Onze bevindingen worden bevestigd door de literatuur, waarin melding wordt gemaakt van stentplaatsing voor de behandeling van een oesofagusruptuur bij 4 inoperabele patiënten.2-5 Bij 3 van de 4 werd de stent na een periode van 4-8 weken zonder problemen endoscopisch verwijderd.3-5 Bij 1 patiënt werd pas na 6 maanden getracht om de stent te verwijderen. Aangezien op de oorspronkelijke plaats van de oesofagusruptuur een fistel werd gezien, werd besloten om opnieuw een stent te plaatsen.2 6 Bij endoscopische behandeling van een fistel vormt het plaatsen van clips na lokale argonplasmacoagulatie een mogelijk alternatief, zoals recentelijk is beschreven.7

Concluderend lijkt endoscopische behandeling door middel van plaatsing van een zelfontplooibare stent met een kunststofomhulsel een veelbelovend alternatief voor patiënten met een oesofagusruptuur, hetzij veroorzaakt door braken (Boerhaave-syndroom), hetzij iatrogeen ontstaan. Voor fistels moet bovendien clipbehandeling worden overwogen. Wellicht behoeft endoscopische behandeling niet voorbehouden te worden aan inoperabele patiënten. Binnen 8 weken na plaatsing kan de stent zonder problemen endoscopisch worden verwijderd. Wij zijn van mening dat, gezien de (nog) beperkte ervaring met stentplaatsing voor deze indicatie, de toepassing vooralsnog beperkt dient te blijven tot centra met ruime ervaring met oesofaguschirurgie.

M.Y.V. Homs
H.W. Tilanus
J. Haringsma
E.J. Kuipers
P.D. Siersema
Literatuur
  1. Siersema PD, Dees J, Blankenstein M van. Palliation of malignant dysphagia from oesophageal cancer. Rotterdam Oesophageal Tumor Study Group. Scand J Gastroenterol 1998;33 Suppl 225:75-84.

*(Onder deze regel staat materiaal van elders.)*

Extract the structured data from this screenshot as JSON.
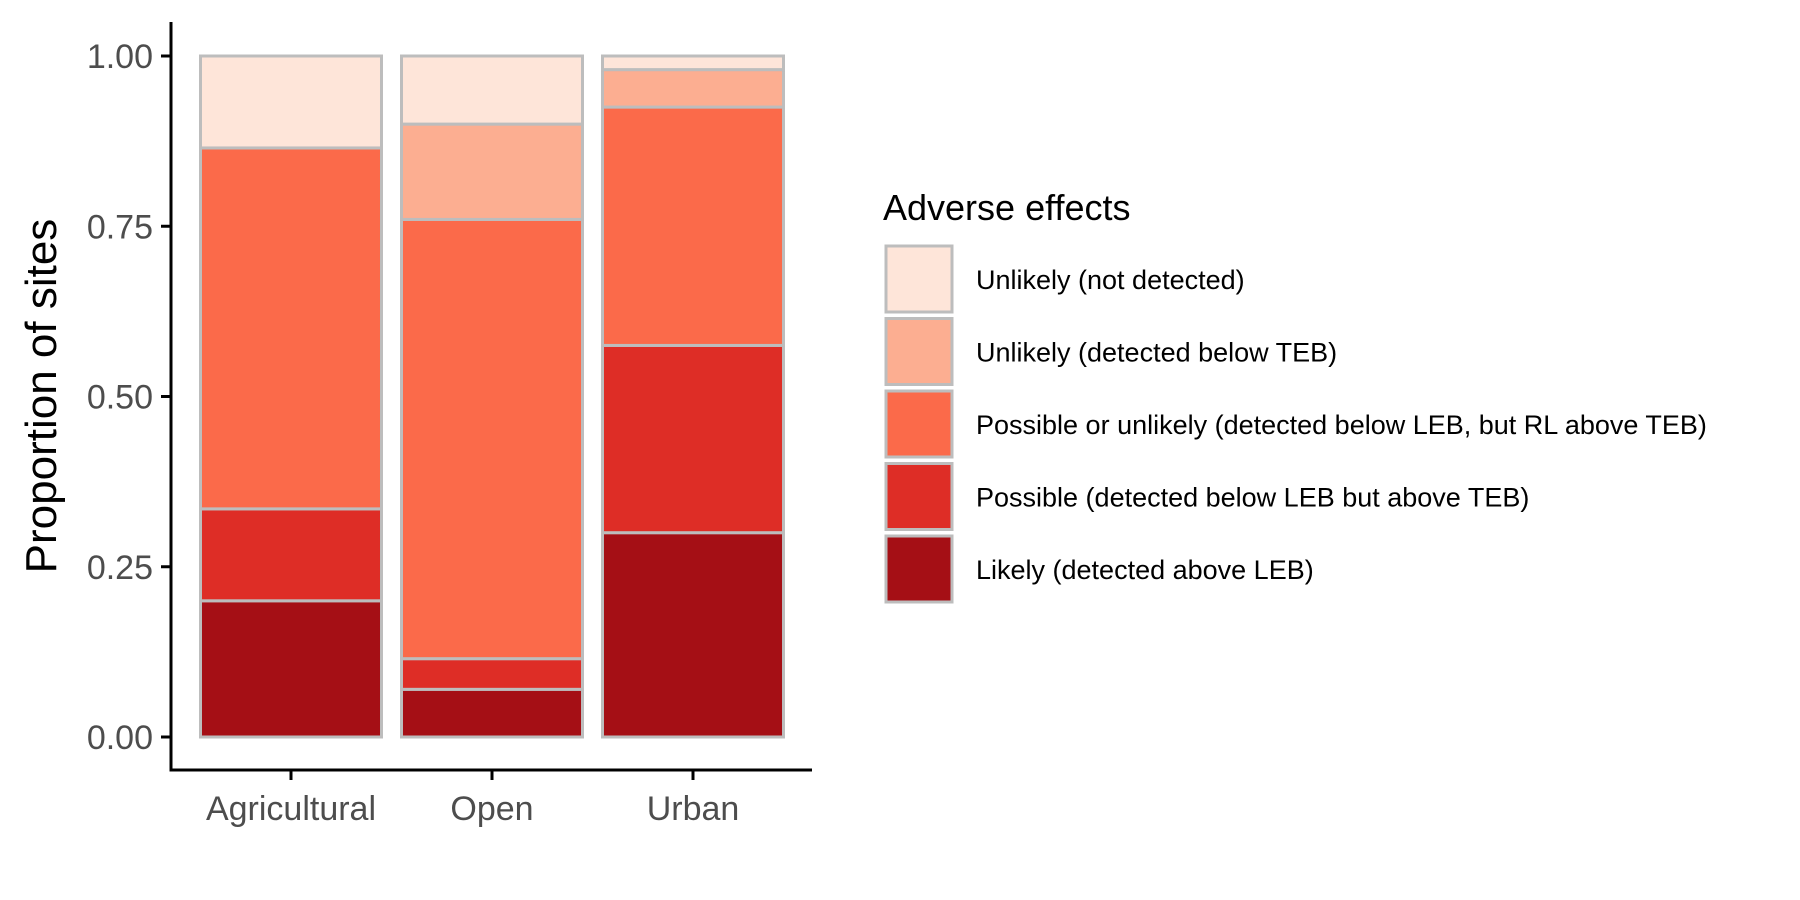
{
  "chart_data": {
    "type": "bar",
    "stacked": true,
    "categories": [
      "Agricultural",
      "Open",
      "Urban"
    ],
    "series": [
      {
        "name": "Likely (detected above LEB)",
        "color": "#a50f15",
        "values": [
          0.2,
          0.07,
          0.3
        ]
      },
      {
        "name": "Possible (detected below LEB but above TEB)",
        "color": "#de2d26",
        "values": [
          0.135,
          0.045,
          0.275
        ]
      },
      {
        "name": "Possible or unlikely (detected below LEB, but RL above TEB)",
        "color": "#fb6a4a",
        "values": [
          0.53,
          0.645,
          0.35
        ]
      },
      {
        "name": "Unlikely (detected below TEB)",
        "color": "#fcae91",
        "values": [
          0.0,
          0.14,
          0.055
        ]
      },
      {
        "name": "Unlikely (not detected)",
        "color": "#fee5d9",
        "values": [
          0.135,
          0.1,
          0.02
        ]
      }
    ],
    "xlabel": "",
    "ylabel": "Proportion of sites",
    "ylim": [
      0,
      1
    ],
    "yticks": [
      "0.00",
      "0.25",
      "0.50",
      "0.75",
      "1.00"
    ],
    "legend": {
      "title": "Adverse effects",
      "position": "right",
      "order": [
        "Unlikely (not detected)",
        "Unlikely (detected below TEB)",
        "Possible or unlikely (detected below LEB, but RL above TEB)",
        "Possible (detected below LEB but above TEB)",
        "Likely (detected above LEB)"
      ]
    },
    "grid": false,
    "bar_outline_color": "#bdbdbd"
  }
}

  2. Dumonceau JM, Devière J, Capello M, Gossum A van, Cremer M. Endoscopic treatment of Boerhaave's syndrome. Gastrointest Endosc 1996;44:477-9.

  3. Eubanks PJ, Hu E, Nguyen D, Procaccino F, Eysselein VE, Klein SR. Case of Boerhaave's syndrome successfully treated with a self-expandable metallic stent. Gastrointest Endosc 1999;49:780-3.

  4. Davies AP, Vaughan R. Expanding mesh stent in the emergency treatment of Boerhaave's syndrome. Ann Thorac Surg 1999;67:1482-3.

  5. Yuasa N, Hattori T, Kobayashi Y, Miyata K, Hayashi Y, Seko H. Treatment of spontaneous esophageal rupture with a covered self-expanding metal stent. Gastrointest Endosc 1999;49:777-80.

  6. Dumonceau JM, Devière J. Treatment of Boerhaave's syndrome using the ultraflex self-expandable stent [letter]. Gastrointest Endosc 2000;51:773-4.

  7. Bodegraven AA van, Kuipers EJ, Bonenkamp HJ, Meuwissen SG. Esophagopleural fistula treated endoscopically with argon beam electrocoagulation and clips. Gastrointest Endosc 1999;50:407-9.